Once the field was narrowed to two candidates, Ms. Truss did not give up her lead over Mr. Sunak. He would have made history himself if he had won, becoming the first non-white prime minister in British history.
But Mr. Sunak’s message – that the government should not cut taxes before it tames inflation – was less attractive to the 160,000 party members who voted. Nor did many forgive him for his role in Johnson’s ouster; He was one of two major Conservative figures, along with Sajid Javid, to resign from the government, leading to a wave of schisms that made Mr Johnson’s position untenable.
Mrs. Truss won 81,326 votes to Mr. Sunak’s 60,399, a margin that was not as comfortable as expected from some polls. Analysts noted that Mr. Sunak, not Ms. Truss, was the top pick for conservative lawmakers in the first round of the leadership contest.
Nonetheless, Ms Truss has made an impressive political journey to the top of the Conservative Party. Raised in a left-wing family, with a father who was a mathematician and a mother who was a nurse and teacher, she was an active member of the British centrist party, the Liberal Democrats, as a student at Oxford University, and once called for a vote to abolish the monarchy.

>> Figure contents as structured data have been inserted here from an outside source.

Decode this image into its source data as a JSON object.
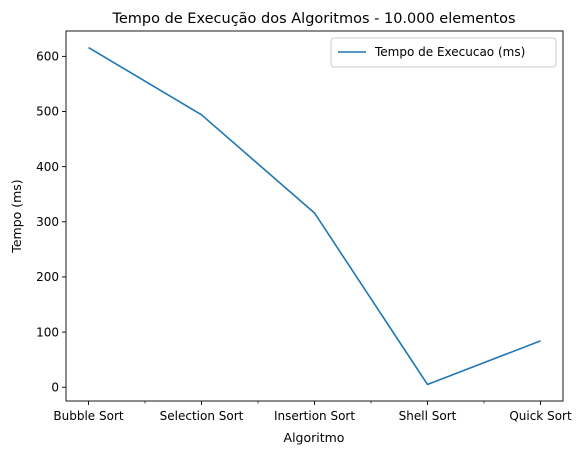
{
  "chart_data": {
    "type": "line",
    "title": "Tempo de Execução dos Algoritmos - 10.000 elementos",
    "xlabel": "Algoritmo",
    "ylabel": "Tempo (ms)",
    "categories": [
      "Bubble Sort",
      "Selection Sort",
      "Insertion Sort",
      "Shell Sort",
      "Quick Sort"
    ],
    "series": [
      {
        "name": "Tempo de Execucao (ms)",
        "values": [
          616,
          494,
          316,
          5,
          84
        ],
        "color": "#1f77b4"
      }
    ],
    "ylim": [
      -25,
      646
    ],
    "yticks": [
      0,
      100,
      200,
      300,
      400,
      500,
      600
    ],
    "grid": false,
    "legend": "top-right"
  }
}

Moving to the Conservative Party after her graduation, Ms Truss advanced through six cabinet positions under three Conservative prime ministers: Mr Johnson, Mrs May and David Cameron. Like Mr Cameron, she campaigned against Brexit in the 2016 referendum campaign, but became a staunch supporter of Brexit after the vote.

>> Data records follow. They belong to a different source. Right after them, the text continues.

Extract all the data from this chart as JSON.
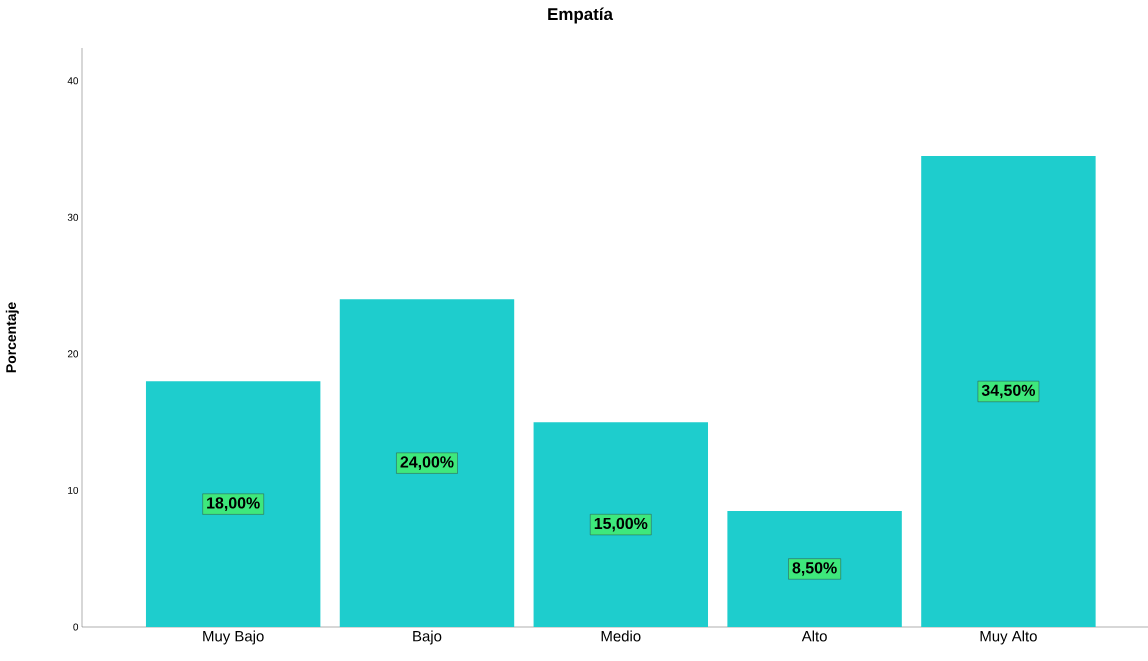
{
  "chart_data": {
    "type": "bar",
    "title": "Empatía",
    "ylabel": "Porcentaje",
    "categories": [
      "Muy Bajo",
      "Bajo",
      "Medio",
      "Alto",
      "Muy Alto"
    ],
    "values": [
      18,
      24,
      15,
      8.5,
      34.5
    ],
    "value_labels": [
      "18,00%",
      "24,00%",
      "15,00%",
      "8,50%",
      "34,50%"
    ],
    "color": "#1ecdcd",
    "ylim": [
      0,
      42.4
    ],
    "yticks": [
      0,
      10,
      20,
      30,
      40
    ],
    "grid": false
  }
}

Ms Truss will likely be judged by her handling of Britain’s next economic storm. With household energy bills soaring 80 per cent and some economists predicting inflation will hit 20 per cent by early next year, many believe Ms Truss will have to announce sweeping measures to protect vulnerable families.
She declined to elaborate on possible government aid and ruled out measures such as fuel savings or the imposition of a windfall profit tax on energy companies. At her latest campaign event in London last week, Ms Truss pledged not to levy any additional taxes, a promise some experts said would be difficult to keep.